5.11 Catalysis

Catalysts lower the activation energy of a reaction. Those who are proficient in biology may recognize catalysts as having a similar function as enzymes. Catalysts are defined as species that are consumed in one step in a reaction mechanism but appear again later. Essentially, they go in as a reactant but come out as a product COMPLETELY UNTOUCHED. They do not play a role in the actual reaction but rather modify the mechanism such that the energy regarding the reaction changes.

This is shown through the notation of a catalyst above the reaction arrow, as seen in the following image.

The equation can be read: "The decomposition of hydrogen peroxide into water and oxygen through catalyzation by iodide."  The reaction is typically done with potassium iodide, though the iodide ion is the catalyst.

H2O2 actually decomposes slowly, but when we add a catalyst, the reaction speeds up—leading to the "Elephant's Toothpaste" reaction.

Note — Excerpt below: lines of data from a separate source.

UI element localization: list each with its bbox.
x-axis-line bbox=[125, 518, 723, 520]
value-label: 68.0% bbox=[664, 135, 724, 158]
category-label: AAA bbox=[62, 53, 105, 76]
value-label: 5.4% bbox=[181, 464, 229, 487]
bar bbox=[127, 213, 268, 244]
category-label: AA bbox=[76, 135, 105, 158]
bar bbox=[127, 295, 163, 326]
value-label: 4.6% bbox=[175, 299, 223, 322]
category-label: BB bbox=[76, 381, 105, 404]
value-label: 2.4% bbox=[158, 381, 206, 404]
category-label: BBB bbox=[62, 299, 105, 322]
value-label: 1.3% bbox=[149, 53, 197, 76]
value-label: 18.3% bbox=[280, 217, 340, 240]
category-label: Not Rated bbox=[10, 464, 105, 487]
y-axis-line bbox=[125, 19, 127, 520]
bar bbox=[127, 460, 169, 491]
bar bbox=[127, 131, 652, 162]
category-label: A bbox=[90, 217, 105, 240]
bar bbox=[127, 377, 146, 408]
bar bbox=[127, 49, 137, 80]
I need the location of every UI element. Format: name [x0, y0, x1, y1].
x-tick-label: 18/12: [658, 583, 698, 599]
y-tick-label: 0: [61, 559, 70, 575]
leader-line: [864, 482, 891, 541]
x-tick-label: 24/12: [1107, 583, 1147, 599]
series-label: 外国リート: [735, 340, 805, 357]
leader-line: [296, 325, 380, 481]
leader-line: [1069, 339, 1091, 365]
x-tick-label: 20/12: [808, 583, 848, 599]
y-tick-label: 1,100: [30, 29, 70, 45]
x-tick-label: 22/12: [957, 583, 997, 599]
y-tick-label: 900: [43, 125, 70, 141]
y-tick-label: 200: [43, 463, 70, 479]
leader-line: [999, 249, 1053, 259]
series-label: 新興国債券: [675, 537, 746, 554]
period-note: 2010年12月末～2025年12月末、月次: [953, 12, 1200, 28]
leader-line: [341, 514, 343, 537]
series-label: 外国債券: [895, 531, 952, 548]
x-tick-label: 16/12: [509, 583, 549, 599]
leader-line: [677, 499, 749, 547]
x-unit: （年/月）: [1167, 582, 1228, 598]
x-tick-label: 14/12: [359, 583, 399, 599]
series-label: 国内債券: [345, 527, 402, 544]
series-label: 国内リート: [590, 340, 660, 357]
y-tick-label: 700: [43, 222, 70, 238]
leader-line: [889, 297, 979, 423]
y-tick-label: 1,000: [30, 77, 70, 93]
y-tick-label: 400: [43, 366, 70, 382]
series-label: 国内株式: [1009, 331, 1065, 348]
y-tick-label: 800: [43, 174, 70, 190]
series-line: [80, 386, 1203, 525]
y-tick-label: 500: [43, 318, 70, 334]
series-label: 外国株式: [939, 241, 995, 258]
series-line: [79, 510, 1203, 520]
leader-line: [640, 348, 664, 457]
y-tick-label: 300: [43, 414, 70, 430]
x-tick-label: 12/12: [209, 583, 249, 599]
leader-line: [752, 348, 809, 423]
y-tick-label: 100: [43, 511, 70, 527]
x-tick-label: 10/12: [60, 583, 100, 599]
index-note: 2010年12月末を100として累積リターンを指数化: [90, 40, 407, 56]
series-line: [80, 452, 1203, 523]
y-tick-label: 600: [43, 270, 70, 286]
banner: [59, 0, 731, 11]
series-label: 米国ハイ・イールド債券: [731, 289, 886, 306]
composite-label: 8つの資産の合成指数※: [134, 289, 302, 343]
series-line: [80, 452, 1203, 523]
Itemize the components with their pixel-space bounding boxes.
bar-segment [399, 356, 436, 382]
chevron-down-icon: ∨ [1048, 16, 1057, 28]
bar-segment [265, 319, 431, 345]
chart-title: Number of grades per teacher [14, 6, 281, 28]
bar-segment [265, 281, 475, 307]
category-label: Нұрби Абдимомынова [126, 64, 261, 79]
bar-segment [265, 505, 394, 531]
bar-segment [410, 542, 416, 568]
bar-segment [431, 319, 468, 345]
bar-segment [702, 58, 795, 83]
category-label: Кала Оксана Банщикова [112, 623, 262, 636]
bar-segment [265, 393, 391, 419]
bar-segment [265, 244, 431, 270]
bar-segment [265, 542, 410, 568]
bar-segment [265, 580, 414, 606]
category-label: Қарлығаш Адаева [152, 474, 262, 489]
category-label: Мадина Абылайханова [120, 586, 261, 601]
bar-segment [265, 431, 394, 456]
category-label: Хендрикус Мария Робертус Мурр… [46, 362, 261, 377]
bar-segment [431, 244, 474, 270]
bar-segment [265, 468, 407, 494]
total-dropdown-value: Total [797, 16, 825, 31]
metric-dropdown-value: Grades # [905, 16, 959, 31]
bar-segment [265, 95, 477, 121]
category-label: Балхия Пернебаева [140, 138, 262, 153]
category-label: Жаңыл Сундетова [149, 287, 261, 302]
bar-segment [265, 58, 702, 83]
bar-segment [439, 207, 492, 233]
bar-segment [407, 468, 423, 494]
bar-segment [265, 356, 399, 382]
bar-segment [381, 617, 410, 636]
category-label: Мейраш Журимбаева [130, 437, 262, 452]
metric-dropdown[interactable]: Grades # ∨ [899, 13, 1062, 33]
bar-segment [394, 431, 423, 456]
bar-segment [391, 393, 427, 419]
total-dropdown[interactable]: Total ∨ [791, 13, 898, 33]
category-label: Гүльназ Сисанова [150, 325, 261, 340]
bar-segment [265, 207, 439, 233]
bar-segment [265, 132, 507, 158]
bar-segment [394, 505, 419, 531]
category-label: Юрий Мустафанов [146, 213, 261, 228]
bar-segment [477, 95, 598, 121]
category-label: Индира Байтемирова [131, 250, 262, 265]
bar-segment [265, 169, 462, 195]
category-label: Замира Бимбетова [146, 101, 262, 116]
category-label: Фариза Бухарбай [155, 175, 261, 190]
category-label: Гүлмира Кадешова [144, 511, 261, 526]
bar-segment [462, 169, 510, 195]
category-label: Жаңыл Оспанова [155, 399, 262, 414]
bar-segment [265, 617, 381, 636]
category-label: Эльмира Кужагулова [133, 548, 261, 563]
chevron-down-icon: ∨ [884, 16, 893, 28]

As we saw earlier, a catalyst functions by lowering the Ea (activation energy) for a reaction. Let's take a look at how this works graphically:

We know that the activation energy is the energy between the reactants and the activated complex (the hump). Then, we see that the addition of a catalyst brings down the curve to lower the activation energy. Catalysts may also split a one-step high Ea into a multi-step, low Ea reaction:

Although it is less important to know than the thermodynamic effects, catalysts also change the way a mechanism works! We can see this in two mechanisms for the decomposition of H2O2, one being catalyzed and the other with no catalysis.

The catalyzed mechanism has two steps, whereas the uncatalyzed mechanism has three steps. By eliminating a step, the catalyzed reaction occurs more quickly.

In order for catalysts to increase the rate of a reaction, the addition of the catalyst must increase the number of effective collisions and/or provide a reaction path with a lower activation energy relative to the original reaction. How exactly do catalysts do this?

A common mechanism of catalysts to accelerate reactions is by binding to the reactants. The reactants are either oriented more favorably or react with lower activation energy in the presence of the catalyst, similar to the function of enzymes. However, other catalysts, such as acid-base catalysis, form covalent bonds with reactants whereby a reactant or intermediate either gains or loses a proton. This introduces a new reaction intermediate and new elementary reactions.

Importantly, although the catalyst is frequently consumed by the rate-determining step, the net catalyst concentration remains constant. Therefore, the catalyst is always regenerated in catalysis mechanisms!